Flight Paths and Proximity for the Toronto Island Airport Locations

Living on the waterfront gives me a bit of exposure to the flight paths used by aircraft using the Billy Bishop Toronto City Airport. I can see where many of the planes fly. So I did a bit of research to get some additional information on the most common areas the aircraft fly over.

I had heard from some friends that island residents and boat owners under these flight paths experience some kind of oily precipitate that covers leaves a slick, dirty layer on their homes and water craft. I am not sure if this is from the planes using the Island Airport or not.

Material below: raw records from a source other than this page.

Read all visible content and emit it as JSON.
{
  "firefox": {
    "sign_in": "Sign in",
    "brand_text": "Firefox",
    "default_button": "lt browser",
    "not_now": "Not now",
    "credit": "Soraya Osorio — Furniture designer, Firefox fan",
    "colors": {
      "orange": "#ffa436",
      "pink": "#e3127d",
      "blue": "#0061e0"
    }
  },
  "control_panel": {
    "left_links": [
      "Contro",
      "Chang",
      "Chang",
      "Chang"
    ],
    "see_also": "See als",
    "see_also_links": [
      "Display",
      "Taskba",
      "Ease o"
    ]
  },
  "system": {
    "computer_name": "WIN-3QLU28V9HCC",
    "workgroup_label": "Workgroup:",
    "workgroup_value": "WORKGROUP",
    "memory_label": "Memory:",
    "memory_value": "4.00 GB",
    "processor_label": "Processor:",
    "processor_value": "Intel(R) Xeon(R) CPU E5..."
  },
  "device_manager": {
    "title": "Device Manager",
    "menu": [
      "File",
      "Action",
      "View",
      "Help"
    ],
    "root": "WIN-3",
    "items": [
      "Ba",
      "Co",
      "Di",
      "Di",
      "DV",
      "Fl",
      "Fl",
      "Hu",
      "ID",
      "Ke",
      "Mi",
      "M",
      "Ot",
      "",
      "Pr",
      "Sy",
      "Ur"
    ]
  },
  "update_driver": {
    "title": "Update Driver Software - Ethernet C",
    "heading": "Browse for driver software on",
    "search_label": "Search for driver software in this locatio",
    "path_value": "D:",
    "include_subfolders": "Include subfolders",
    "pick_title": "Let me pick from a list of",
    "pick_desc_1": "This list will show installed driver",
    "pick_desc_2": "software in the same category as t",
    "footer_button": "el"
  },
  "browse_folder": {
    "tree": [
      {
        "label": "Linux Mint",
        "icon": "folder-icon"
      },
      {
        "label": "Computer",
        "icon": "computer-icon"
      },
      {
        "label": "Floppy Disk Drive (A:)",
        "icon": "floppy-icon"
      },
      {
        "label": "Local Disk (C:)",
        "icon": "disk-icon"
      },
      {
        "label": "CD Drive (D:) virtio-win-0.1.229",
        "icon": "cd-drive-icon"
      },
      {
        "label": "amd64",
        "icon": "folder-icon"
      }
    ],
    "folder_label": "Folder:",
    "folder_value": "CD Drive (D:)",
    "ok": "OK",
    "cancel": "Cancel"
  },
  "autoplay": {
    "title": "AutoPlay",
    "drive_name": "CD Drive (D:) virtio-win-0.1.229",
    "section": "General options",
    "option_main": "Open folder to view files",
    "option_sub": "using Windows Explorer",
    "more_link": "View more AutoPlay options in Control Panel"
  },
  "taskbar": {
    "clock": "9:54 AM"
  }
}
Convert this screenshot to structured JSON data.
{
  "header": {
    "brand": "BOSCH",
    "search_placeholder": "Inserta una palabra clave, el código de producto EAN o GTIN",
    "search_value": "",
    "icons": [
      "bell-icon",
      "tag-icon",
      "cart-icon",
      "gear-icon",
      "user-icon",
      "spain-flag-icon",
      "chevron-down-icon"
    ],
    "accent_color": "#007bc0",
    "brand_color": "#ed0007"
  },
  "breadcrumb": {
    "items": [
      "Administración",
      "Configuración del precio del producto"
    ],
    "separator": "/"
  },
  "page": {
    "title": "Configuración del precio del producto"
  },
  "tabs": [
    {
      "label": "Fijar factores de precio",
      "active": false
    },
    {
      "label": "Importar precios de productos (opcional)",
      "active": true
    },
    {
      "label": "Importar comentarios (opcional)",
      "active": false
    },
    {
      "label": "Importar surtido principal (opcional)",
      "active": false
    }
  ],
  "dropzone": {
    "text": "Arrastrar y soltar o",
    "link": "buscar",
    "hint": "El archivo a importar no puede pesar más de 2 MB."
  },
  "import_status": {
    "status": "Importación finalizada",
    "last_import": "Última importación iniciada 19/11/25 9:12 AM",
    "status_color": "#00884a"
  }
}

I also read some pilot forums and there were a number of comments about some of the restriction and cautions surrounding the current airport location: city core, residential areas, etc

The comments got me curious about what these flight paths looked like.

Finding flight paths is not an easy task. I suspect that over the past dozen years or so, access to these materials have become a bit more restricted. I am sensitive to this possible fact so I took the flight path info I did find and I translated it into much 'fuzzier' versions with much less definition. I overlaid the resulting images onto a Google Earth pic of the Inner Harbour. The results are nowhere near exact and quite rough but they give a pretty good visualization over where the aircraft are flying.

Here is the image of the current airport. The East and West paths are the ones most commonly used.



As you can see, the East end of the Toronto Islands (Wards and Algonquin Islands), where people live are pretty much right under the flight paths.
The paths to the runways also seem to be pretty restricted.

Here is a similar depiction of what the paths could look like if the airport was to relocated to the end of the Leslie Spit (Outer Harbour East Headland). It assumes a similar layout and approach geometries which is not likely but let's assume this as a worst-case scenario. 



The flight lines really seem to be nowhere near anyone and the paths that the aircraft would take means the rear, noisier ends of the planes would rarely point towards any residential areas.


So I combined the images and added some (approximate!) distances to see how these two locations stack up in terms of proximity to people.



The new location is only slightly closer to the island residences and a fair amount of land mass in between the people and the airport as opposed to the existing airport which has about 2 km of open water.

I would assume a highly qualified airport designer would be able to really leverage this location for everyone involved.